Amsterdam

Von Kalkar aus waren es nur etwa 30 Kilometer bis zur Grenze, so dass ich relativ schnell in den Niederlanden war. Als sprichwörtliches Fahrradfahrerland sind die Radwege hier perfekt. Zunächst ging es bei herrlichem Wetter durch sehr ruhige, idyllische Gegenden. Bis auf einige wenige Kleinstädte hatte man nur Natur um sich herum. Es gibt hier zwar nichts spektakuläres zu sehen, aber trotzdem habe ich den Tag (und auch die folgenden) sehr genossen. 

Auch der nächste Tag verlief ähnlich idyllisch. Vor Dordrecht kam ich durch ein relativ großes Gebiet,  wo es unzählige Seen und Teiche gibt. Dadurch, dass die ganze Gegend sehr ruhig ist, ist dies ein Paradies für Wasservögel.

Am Vormittag des folgenden Tages kam ich an hunderten Windmühlen vorbei, die bei einer Fahrt durch Holland natürlich nicht fehlen dürfen. 

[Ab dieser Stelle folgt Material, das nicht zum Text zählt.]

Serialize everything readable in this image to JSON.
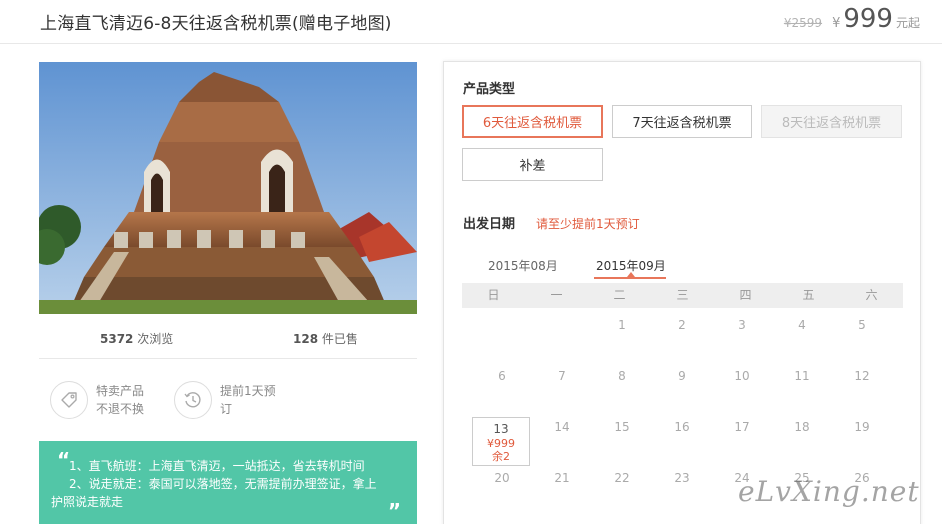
{
  "header": {
    "title": "上海直飞清迈6-8天往返含税机票(赠电子地图)",
    "old_price": "¥2599",
    "currency": "¥",
    "price": "999",
    "price_suffix": "元起"
  },
  "stats": {
    "views_count": "5372",
    "views_label": "次浏览",
    "sold_count": "128",
    "sold_label": "件已售"
  },
  "features": [
    {
      "icon": "tag-icon",
      "line1": "特卖产品",
      "line2": "不退不换"
    },
    {
      "icon": "clock-history-icon",
      "line1": "提前1天预",
      "line2": "订"
    }
  ],
  "highlights": {
    "open_quote": "“",
    "close_quote": "”",
    "line1": "1、直飞航班：上海直飞清迈，一站抵达，省去转机时间",
    "line2": "2、说走就走：泰国可以落地签，无需提前办理签证，拿上",
    "line3": "护照说走就走"
  },
  "panel": {
    "type_label": "产品类型",
    "options": [
      "6天往返含税机票",
      "7天往返含税机票",
      "8天往返含税机票",
      "补差"
    ],
    "date_label": "出发日期",
    "notice": "请至少提前1天预订",
    "months": [
      "2015年08月",
      "2015年09月"
    ],
    "weekdays": [
      "日",
      "一",
      "二",
      "三",
      "四",
      "五",
      "六"
    ],
    "week1": [
      "1",
      "2",
      "3",
      "4",
      "5"
    ],
    "week2": [
      "6",
      "7",
      "8",
      "9",
      "10",
      "11",
      "12"
    ],
    "week3_active": {
      "day": "13",
      "price": "¥999",
      "stock": "余2"
    },
    "week3": [
      "14",
      "15",
      "16",
      "17",
      "18",
      "19"
    ],
    "week4": [
      "20",
      "21",
      "22",
      "23",
      "24",
      "25",
      "26"
    ]
  },
  "watermark": "eLvXing.net",
  "colors": {
    "accent": "#e8765a",
    "accent_text": "#e05a3c",
    "green": "#52c6a7"
  }
}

Etwas später erreichte ich dann Rotterdam. Die Stadt wirkt mit ihren vielen Hochhäusern sehr modern und völlig anders als die holländischen Gegenden, durch die ich zuvor gefahren bin. Bei näherem Hinsehen lassen sich aber schöne, ruhigere Ecken in der Stadt finden.

Von hier aus bin ich dann die letzten Kilometer am Rhein entlanggeradelt bis ich in Hoek van Holland die Nordsee erreichte. 

Danach bin ich durch eine herrliche Dünenlandschaft gefahren bis ich nach Den Haag abgebogen bin und den dortigen Campingplatz angesteuert habe. Auch Den Haags Stadtbild ist durch Hochhäuser geprägt. 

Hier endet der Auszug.